Using integrated genomic analysis of leukemic cells from 1,988 childhood and adult cases of B-ALL, Gu et al. (2019) described a revised taxonomy of B-ALL incorporating 23 subtypes. Two subtypes were characterized by distinct gene expression profiles and different types of PAX5 alterations. One, PAX5alt (PAX5-altered), accounted for 148 (7.4%) of cases and had diverse PAX5 alterations including rearrangements, intragenic amplifications, or mutations. Children in this subtype were more commonly classified as high risk rather than standard risk (63 vs 17, respectively) according to NCI criteria.
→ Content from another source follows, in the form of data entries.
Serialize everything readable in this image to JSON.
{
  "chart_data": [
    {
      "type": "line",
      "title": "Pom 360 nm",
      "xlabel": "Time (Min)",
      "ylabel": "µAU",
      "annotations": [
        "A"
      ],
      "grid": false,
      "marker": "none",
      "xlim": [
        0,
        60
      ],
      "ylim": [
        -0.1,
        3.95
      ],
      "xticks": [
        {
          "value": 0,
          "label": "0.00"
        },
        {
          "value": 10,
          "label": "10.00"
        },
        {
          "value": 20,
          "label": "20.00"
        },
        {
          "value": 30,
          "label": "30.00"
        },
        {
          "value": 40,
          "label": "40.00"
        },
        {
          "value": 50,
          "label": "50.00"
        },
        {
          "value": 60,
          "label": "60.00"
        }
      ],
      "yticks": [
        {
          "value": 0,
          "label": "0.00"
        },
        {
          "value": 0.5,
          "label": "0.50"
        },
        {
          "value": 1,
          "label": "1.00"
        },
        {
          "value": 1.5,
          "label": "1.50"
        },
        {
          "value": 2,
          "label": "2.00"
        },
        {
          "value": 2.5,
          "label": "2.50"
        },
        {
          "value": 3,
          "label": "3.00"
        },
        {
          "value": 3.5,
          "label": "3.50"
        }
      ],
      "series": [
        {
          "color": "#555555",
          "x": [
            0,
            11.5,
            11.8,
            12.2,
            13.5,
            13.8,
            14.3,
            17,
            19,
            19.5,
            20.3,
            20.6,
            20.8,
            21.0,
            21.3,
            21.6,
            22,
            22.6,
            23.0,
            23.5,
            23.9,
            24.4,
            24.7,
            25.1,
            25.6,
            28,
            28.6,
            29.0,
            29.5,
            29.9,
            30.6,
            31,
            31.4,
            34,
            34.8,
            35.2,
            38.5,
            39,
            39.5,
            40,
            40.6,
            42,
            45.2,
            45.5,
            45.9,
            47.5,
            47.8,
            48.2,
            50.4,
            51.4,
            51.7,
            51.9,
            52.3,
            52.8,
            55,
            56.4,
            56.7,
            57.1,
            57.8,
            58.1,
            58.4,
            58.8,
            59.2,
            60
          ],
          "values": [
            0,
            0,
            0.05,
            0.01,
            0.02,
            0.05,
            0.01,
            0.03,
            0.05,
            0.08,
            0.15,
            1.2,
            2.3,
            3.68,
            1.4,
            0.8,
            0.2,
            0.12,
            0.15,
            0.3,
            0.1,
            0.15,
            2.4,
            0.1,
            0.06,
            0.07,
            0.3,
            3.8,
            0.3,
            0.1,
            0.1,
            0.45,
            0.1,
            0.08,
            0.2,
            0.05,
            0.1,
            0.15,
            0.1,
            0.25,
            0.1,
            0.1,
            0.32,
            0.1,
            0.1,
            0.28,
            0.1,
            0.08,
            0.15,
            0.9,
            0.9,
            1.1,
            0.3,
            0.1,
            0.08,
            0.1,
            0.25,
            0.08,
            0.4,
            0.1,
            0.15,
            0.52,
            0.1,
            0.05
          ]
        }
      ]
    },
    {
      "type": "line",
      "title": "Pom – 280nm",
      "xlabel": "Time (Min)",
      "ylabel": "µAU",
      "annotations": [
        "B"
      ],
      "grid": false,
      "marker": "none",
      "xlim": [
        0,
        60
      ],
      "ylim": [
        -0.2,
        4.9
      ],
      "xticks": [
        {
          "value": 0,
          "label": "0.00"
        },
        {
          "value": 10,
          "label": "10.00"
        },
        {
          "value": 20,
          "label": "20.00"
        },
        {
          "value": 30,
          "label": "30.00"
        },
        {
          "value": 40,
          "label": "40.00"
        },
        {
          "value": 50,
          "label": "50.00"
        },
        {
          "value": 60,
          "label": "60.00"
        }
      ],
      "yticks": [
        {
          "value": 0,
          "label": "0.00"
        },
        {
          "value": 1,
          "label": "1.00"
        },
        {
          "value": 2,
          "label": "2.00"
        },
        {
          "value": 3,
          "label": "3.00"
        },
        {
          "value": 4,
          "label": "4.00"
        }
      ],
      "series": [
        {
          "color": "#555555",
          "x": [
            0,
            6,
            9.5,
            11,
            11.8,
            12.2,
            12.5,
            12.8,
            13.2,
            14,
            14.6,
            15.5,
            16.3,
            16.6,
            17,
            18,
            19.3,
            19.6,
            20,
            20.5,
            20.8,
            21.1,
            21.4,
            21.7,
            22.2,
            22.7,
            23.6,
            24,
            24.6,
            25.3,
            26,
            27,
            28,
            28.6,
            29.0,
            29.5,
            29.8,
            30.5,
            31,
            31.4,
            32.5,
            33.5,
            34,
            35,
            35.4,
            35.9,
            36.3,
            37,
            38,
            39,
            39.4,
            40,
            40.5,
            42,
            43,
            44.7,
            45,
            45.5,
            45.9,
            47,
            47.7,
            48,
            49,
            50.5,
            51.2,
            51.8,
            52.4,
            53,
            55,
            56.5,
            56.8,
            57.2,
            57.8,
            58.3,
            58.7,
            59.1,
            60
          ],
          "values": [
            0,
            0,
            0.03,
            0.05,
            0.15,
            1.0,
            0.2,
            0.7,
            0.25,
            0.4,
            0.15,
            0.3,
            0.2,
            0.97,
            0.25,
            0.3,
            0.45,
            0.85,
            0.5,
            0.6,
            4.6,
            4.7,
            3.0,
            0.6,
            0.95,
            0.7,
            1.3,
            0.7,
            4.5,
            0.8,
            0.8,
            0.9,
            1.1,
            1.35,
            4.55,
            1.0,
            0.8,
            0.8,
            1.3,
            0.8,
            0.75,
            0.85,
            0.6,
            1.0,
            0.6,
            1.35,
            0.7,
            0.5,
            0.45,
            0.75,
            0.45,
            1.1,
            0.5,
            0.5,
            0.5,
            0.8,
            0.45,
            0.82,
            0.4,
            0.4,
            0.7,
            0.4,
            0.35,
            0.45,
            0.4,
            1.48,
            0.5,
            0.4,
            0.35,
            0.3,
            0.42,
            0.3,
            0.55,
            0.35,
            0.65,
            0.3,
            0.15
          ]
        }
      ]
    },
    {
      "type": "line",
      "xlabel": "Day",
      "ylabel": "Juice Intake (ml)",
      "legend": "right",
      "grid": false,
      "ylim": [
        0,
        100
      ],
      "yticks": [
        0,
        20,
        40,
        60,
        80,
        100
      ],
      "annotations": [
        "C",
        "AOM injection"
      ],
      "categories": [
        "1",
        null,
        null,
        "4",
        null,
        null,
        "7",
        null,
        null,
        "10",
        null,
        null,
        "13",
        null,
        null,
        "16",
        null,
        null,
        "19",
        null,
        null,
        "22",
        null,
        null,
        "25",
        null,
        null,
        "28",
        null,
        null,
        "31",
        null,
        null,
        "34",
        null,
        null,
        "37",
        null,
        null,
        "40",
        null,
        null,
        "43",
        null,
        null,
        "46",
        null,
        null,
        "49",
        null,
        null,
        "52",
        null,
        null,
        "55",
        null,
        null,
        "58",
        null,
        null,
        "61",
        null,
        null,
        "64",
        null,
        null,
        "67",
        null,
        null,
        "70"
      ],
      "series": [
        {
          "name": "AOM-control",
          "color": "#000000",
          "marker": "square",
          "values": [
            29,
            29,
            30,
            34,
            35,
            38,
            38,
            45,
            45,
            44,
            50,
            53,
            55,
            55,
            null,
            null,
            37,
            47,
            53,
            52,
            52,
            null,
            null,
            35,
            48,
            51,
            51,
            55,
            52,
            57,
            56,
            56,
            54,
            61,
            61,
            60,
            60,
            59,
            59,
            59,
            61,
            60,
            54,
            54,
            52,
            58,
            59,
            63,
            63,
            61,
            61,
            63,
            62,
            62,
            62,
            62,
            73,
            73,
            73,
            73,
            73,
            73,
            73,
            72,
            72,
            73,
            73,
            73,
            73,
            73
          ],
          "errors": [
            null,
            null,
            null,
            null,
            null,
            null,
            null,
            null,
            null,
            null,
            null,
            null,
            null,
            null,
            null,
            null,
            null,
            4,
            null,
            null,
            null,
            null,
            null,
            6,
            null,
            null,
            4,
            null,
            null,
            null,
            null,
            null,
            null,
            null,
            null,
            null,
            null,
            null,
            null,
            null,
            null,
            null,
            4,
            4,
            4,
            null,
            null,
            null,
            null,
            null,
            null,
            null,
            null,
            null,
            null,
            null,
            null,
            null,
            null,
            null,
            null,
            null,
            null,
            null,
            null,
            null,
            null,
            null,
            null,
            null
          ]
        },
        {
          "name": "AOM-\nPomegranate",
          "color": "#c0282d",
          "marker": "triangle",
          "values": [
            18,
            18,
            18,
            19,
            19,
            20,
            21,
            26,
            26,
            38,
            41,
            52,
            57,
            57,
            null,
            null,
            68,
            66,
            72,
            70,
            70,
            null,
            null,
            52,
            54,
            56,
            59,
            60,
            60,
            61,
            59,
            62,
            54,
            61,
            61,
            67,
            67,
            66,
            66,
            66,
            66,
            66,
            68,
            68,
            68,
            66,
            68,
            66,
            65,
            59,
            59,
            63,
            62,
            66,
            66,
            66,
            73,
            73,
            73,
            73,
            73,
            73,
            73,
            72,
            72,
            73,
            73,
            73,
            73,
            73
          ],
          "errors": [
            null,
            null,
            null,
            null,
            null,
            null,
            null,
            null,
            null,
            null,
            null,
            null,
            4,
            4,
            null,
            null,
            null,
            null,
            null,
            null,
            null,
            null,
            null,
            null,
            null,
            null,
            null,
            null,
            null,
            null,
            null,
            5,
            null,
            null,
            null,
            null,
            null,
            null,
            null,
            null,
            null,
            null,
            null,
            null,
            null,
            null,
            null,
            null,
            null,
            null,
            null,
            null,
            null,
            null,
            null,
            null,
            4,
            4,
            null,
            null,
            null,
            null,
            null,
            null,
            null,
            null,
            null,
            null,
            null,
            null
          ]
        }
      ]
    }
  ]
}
In the PAX5alt group, 57 cases (38.5%) harbored PAX5 rearrangements involving 24 partner genes, the most common of which was PAX5-ETV6 (600618) in 19 cases. Forty-six (31%) of PAX5alt group cases harbored nonsilent PAX5 sequence mutations, compared with 79 (4.4%) of other B-ALL cases, excluding cases defined by PAX5 mutation pro80 to arg (P80R). A distinct second PAX5 subtype was defined by the P80R variant (615545.0002), which was present in all 44 cases compared with 4 of 1,944 other B-ALL cases (0.2%). In 30 cases, the P80R mutation was hemizygous or homozygous, owing to deletion of the wildtype PAX5 allele or copy-neutral loss of heterozygosity. Of the remaining 14 cases with heterozygous PAX5 P80R-encoding alterations, 7 harbored a second frameshift, 2 a nonsense, and 4 a deleterious missense PAX5 mutation. The 4 of remaining 1,944 cases that harbored the P80R mutation were heterozygous with preservation of a wildtype PAX5 allele and had similar gene expression profiles to those of other subtypes, in agreement that biallelic PAX5 mutations, including P80R, are a hallmark of this subtype.